Prendi un supporto, dato che tutti cantano meglio quando sono in piedi. Un bonus sarebbe un filtro anti pop in modo che le vostre registrazioni siano pulite senza “colpi d’aria” causati dalla prunai delle parole.

Dopo aver registrato la vostra sessione e quando arriva il momento di ascoltare ciò che avete fatto, vorrete imitare il meglio dell’industria usando cuffie chiuse.

Questi modelli che isolano il rumore vi assicureranno di sentire solo la musica che avete fatto, permettendovi di prendere decisioni esecutive su ciò che volete mantenere o cambiare mentre armeggiate con il vostro software audio.

Con i microfoni, le cuffie e alcune delle apparecchiature qui sotto, avrete a che fare anche con molti cavi.

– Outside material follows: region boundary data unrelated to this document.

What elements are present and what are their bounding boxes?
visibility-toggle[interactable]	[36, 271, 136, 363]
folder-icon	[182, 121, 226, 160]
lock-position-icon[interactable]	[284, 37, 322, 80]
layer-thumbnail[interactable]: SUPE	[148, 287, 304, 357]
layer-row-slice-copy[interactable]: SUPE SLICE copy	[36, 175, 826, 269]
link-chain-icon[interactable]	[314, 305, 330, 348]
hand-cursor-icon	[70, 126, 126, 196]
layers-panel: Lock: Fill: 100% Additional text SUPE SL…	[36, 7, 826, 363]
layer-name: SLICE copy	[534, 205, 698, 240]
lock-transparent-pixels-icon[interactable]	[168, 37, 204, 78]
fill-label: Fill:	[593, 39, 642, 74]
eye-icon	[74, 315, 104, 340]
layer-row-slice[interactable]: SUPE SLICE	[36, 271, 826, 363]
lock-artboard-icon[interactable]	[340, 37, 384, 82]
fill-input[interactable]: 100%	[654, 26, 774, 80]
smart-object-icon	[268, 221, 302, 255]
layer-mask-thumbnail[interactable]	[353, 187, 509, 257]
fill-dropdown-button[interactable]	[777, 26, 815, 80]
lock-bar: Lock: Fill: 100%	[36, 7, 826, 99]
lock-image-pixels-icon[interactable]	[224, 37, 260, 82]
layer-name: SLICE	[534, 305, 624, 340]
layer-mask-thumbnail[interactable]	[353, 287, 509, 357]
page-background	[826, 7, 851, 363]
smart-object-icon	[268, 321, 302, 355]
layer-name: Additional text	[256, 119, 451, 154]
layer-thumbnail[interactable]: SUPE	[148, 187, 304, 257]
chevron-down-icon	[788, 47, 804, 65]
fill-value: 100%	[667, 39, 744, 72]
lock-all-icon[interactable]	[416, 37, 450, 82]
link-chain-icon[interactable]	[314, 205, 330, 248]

Per i microfoni, assicurati di avere un cavo XLR in modo che il microfono possa funzionare con il software audio. Assicurati di avere anche gli altri cavi di visualizzazione e di alimentazione per il computer.

4. Trattamento acustico

Lo stesso spazio dell’home studio deve avere le giuste qualità sonore per registrare correttamente il suono. Non vuoi finire con un suono metallico o sordo perché la stanza in cui ti trovi ha troppo o troppo poco supporto acustico.

Le parti più importanti del trattamento acustico sono i pannelli acustici che troverai sulle pareti di qualsiasi studio di registrazione degno di nota. Questi assorbono le frequenze musicali nella gamma medio-bassa e alta.

Se la tua musica o la tua creazione sonora comporta l’uso di bassi e frequenze più basse, allora vorrai installare anche alcune trappole per i bassi. Anche se è improbabile per gli studi domestici, che sono invariabilmente più piccoli degli spazi professionali, è una possibilità che siate abbastanza fortunati da avere uno spazio di lavoro più grande.

In questo caso, suggeriamo di procurarsi un pannello diffusore di suoni per disperdere il suono nella stanza. Gli schermi isolanti sono anche una grande alternativa per spazi più piccoli che funzionano con lo stesso principio.

5. Periferiche elettroniche

Insieme a tutto quanto sopra, vorrete avere un home studio il più versatile possibile, e questo di solito comporta l’investimento in alcuni dei seguenti pezzi di equipaggiamento. Considera la possibilità di ottenere supporti rack e stabilizzatori di corrente per espandere ulteriormente il numero di tracce che puoi registrare in una sola volta.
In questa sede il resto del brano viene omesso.